La entrada en vigencia de la nueva Ley de Protección de Datos Personales marca un antes y un después para las empresas chilenas. Sin embargo, reducir este cambio a un desafío de cumplimiento normativo sería perder de vista su verdadero alcance.
La gestión responsable de los datos personales se ha convertido en un componente esencial de la confianza. En un contexto donde las organizaciones administran volúmenes crecientes de información de clientes, colaboradores, proveedores y comunidades, la forma en que protegen esos datos refleja también la forma en que entienden su responsabilidad frente a la sociedad.
¿Por qué la protección de datos debe ser parte de la gobernanza empresarial?
Durante años, la privacidad fue vista como una materia reservada para las áreas legales o tecnológicas. Hoy esa mirada resulta insuficiente. La nueva legislación plantea un estándar que exige incorporar la protección de datos como parte de la gobernanza corporativa, la gestión de riesgos y la estrategia empresarial. Esto implica un involucramiento activo de los directorios, la alta administración y de todas las áreas de la organización, desde recursos humanos hasta marketing, operaciones y servicio al cliente.
Este desafío no consiste únicamente en actualizar políticas o contratos. Requiere comprender qué datos se recopilan, dónde se almacenan, cómo circulan dentro y fuera de la organización, quiénes acceden a ellos y con qué propósito. También demanda fortalecer la ciberseguridad, establecer procedimientos claros para responder a incidentes y, sobre todo, desarrollar la capacidad de demostrar que la organización gestiona responsablemente la información que le ha sido confiada.
De cumplir la ley a construir confianza: el valor estratégico de proteger los datos
La buena noticia es que este proceso ofrece una oportunidad para generar valor. Las empresas que integran la privacidad desde el diseño de sus procesos y servicios no solo reducen riesgos legales, operacionales y reputacionales, también fortalecen la relación con sus grupos de interés.
Los consumidores valoran cada vez más la transparencia sobre el uso de su información personal. Los colaboradores esperan que sus datos sean tratados con el mismo respeto con que se promueve su bienestar. Los inversionistas, por su parte, observan con creciente atención la capacidad de las organizaciones para anticipar y gestionar riesgos asociados a la información y la tecnología. En todos estos ámbitos, una adecuada gobernanza de datos se transforma en una ventaja competitiva.

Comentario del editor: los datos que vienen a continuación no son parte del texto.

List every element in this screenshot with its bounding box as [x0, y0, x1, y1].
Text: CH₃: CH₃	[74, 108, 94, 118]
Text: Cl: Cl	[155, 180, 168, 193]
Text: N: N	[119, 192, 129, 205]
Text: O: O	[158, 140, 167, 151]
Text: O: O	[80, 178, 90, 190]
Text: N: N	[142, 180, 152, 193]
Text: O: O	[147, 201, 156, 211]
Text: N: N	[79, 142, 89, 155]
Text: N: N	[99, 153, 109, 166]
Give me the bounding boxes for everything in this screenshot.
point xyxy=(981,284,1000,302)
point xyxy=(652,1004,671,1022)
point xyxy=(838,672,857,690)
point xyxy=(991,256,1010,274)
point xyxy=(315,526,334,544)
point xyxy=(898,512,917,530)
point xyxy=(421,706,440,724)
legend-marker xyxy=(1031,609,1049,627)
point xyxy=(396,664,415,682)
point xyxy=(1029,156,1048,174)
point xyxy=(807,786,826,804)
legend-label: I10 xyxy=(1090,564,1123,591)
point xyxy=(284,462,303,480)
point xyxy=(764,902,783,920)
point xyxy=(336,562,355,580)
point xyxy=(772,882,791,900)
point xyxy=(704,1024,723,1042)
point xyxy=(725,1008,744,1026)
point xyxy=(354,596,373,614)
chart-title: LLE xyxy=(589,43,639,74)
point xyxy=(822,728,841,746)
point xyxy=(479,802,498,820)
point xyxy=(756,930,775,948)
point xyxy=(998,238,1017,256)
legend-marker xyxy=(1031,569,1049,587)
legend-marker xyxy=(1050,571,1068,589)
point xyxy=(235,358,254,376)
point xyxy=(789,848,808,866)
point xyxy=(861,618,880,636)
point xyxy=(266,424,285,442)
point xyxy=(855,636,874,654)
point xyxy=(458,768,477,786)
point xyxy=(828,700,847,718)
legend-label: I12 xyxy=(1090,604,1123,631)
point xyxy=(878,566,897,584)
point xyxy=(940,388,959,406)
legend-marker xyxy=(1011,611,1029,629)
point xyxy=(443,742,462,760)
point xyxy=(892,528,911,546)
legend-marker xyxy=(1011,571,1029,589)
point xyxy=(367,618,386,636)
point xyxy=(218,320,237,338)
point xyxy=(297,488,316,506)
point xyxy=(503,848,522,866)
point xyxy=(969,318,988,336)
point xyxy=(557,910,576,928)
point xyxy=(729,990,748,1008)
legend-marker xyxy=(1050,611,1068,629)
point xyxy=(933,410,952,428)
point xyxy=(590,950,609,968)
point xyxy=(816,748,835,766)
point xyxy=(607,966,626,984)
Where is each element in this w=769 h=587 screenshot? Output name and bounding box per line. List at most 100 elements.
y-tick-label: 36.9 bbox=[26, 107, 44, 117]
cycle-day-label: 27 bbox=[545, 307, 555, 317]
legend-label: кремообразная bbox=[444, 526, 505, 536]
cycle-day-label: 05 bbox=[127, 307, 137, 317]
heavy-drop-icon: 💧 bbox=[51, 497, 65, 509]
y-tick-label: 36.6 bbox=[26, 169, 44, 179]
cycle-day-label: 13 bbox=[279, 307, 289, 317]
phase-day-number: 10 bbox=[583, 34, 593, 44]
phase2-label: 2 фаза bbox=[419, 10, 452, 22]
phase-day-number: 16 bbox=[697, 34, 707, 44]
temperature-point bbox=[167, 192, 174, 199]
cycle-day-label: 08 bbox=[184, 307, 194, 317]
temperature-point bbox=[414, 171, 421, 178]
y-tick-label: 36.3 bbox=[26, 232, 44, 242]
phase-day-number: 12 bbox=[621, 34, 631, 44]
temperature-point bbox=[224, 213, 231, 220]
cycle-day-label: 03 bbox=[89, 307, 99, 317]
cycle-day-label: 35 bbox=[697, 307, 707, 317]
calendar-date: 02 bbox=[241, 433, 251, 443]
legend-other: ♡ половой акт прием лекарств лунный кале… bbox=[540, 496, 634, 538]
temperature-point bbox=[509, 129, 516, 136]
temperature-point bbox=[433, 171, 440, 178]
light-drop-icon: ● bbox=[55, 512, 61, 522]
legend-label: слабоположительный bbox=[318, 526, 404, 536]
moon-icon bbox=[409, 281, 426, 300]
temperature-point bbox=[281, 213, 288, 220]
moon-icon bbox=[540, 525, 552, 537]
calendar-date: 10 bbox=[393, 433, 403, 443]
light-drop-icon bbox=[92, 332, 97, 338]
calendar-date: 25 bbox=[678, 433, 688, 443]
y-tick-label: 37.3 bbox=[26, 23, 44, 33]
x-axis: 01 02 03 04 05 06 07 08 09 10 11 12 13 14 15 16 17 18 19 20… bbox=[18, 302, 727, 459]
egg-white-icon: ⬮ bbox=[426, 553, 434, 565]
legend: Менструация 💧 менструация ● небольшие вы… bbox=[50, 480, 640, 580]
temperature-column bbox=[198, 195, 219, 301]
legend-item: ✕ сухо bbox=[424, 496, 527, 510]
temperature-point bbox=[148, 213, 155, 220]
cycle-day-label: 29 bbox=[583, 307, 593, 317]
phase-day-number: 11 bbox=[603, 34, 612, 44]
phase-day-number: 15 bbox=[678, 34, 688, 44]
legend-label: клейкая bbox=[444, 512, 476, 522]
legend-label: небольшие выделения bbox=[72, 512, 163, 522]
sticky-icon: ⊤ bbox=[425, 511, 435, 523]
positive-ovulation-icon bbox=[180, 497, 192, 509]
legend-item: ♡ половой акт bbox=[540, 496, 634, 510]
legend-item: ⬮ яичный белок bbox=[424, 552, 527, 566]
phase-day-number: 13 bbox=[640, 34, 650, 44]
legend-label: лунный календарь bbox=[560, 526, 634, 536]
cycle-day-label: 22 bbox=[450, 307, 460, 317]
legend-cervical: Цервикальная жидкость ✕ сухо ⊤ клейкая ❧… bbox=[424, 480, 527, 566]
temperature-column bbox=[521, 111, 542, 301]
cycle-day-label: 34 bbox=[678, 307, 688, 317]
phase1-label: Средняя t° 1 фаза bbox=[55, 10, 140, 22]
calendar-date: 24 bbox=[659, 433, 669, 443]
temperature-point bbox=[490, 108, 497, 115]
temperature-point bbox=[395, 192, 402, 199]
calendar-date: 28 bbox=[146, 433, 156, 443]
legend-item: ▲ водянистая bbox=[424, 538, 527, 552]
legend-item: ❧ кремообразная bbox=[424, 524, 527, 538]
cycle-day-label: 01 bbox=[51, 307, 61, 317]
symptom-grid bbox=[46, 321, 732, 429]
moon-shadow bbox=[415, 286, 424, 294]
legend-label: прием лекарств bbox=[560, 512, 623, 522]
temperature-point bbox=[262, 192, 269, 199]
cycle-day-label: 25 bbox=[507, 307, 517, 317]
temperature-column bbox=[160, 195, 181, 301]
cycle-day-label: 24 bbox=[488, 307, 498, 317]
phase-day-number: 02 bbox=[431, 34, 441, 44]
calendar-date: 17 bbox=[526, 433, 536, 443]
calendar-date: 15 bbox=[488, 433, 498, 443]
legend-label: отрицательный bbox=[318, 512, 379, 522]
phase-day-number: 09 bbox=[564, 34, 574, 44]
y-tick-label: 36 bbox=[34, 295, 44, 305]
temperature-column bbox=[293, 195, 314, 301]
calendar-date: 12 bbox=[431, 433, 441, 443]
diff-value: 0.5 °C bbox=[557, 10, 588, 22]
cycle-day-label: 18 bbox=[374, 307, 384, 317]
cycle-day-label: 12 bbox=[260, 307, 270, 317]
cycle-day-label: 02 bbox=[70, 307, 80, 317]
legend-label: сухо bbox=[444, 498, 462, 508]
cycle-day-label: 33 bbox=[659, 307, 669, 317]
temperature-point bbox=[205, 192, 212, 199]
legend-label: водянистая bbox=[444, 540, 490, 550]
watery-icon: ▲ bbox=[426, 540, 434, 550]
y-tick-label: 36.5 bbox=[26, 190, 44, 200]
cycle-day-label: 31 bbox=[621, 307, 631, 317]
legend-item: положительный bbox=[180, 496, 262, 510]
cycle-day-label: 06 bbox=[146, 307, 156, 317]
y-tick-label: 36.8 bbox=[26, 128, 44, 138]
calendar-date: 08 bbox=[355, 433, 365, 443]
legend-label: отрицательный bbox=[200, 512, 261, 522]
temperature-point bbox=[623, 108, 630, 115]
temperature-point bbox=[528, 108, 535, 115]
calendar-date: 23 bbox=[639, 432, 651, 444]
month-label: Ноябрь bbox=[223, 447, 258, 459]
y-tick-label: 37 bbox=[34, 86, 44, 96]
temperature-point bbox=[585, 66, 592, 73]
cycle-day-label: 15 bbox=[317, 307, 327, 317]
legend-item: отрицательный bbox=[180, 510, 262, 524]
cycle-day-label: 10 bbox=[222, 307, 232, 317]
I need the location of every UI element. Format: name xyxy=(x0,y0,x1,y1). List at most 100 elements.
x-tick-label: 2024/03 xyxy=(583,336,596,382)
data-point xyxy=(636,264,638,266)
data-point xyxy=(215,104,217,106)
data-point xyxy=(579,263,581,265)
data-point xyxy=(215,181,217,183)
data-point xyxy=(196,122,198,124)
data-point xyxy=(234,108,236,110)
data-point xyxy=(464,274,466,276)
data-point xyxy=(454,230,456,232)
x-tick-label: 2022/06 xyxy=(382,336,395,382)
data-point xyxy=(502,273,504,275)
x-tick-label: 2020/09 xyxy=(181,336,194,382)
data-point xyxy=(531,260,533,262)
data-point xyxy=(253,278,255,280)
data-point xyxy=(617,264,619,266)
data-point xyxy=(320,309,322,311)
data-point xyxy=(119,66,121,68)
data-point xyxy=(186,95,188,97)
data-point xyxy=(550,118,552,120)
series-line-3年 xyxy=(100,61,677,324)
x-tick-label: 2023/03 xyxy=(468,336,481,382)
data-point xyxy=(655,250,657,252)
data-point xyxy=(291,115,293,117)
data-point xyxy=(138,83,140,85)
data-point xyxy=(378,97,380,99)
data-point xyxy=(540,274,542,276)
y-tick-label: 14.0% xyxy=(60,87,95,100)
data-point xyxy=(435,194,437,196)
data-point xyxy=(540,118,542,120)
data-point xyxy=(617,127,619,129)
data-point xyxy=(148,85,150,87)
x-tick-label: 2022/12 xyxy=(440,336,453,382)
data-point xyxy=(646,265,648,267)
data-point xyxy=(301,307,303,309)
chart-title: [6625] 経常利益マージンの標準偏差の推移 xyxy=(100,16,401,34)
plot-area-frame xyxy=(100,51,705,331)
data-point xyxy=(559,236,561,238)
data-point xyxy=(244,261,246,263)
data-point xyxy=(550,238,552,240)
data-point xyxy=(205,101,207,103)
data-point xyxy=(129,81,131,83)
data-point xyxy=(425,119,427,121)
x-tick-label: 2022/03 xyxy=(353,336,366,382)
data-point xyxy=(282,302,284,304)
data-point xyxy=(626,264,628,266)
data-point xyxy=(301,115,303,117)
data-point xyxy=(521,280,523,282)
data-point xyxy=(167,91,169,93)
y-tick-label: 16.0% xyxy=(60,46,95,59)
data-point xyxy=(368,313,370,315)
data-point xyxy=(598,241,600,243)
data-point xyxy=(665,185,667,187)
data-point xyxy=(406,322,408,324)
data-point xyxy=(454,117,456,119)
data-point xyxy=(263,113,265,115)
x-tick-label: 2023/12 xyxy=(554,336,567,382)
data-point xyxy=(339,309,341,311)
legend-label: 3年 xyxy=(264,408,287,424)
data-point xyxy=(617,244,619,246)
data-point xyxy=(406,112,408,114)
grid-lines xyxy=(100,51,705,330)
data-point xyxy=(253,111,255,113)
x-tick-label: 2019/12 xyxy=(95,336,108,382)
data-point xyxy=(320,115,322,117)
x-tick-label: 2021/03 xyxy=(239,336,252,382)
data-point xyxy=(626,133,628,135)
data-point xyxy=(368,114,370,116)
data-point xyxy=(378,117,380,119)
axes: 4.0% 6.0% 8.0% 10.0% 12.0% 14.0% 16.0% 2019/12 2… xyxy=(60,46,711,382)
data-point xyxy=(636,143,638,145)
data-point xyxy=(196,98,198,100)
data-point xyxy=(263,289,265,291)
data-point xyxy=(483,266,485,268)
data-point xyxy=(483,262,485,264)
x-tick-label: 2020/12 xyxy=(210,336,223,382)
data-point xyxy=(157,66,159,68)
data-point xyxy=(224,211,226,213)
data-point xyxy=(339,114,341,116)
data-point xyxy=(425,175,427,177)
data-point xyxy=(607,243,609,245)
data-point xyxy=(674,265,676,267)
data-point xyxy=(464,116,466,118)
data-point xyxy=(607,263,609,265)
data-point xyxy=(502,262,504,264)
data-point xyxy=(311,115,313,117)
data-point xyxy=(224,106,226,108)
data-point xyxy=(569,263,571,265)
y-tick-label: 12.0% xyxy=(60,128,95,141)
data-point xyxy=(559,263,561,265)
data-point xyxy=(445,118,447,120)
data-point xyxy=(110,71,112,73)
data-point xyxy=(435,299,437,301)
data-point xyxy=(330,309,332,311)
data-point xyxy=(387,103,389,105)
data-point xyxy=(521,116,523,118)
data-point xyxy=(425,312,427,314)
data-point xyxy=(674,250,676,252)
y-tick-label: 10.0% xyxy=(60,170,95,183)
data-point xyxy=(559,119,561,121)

Desde la perspectiva de la sostenibilidad, la protección de datos también adquiere una nueva dimensión. No es solo un asunto tecnológico, es una expresión concreta de la dimensión social y de gobernanza (ESG). Hablar de privacidad es hablar de derechos de las personas, de ética empresarial, de transparencia y de construcción de confianza, elementos que hoy son inseparables de una gestión empresarial sostenible.
Las organizaciones que liderarán esta nueva etapa serán aquellas que comprendan que cumplir la ley constituye el punto de partida, no la meta. La verdadera diferencia estará en desarrollar una cultura organizacional donde la protección de los datos forme parte de las decisiones cotidianas, de la innovación y de la relación con todos los stakeholders.
La confianza no se construye únicamente con declaraciones. Se construye mediante prácticas consistentes, liderazgo y capacidad para responder a las expectativas de una sociedad cada vez más consciente del valor de su información. La nueva Ley de Protección de Datos representa precisamente esa invitación: pasar de una lógica de cumplimiento a una lógica de responsabilidad.
En Acción Empresas creemos que este desafío debe asumirse como una oportunidad para fortalecer la gobernanza, mejorar la gestión de riesgos y avanzar hacia organizaciones más transparentes, resilientes y sostenibles. Porque proteger los datos personales es, en definitiva, proteger uno de los activos más importantes para cualquier empresa: la confianza.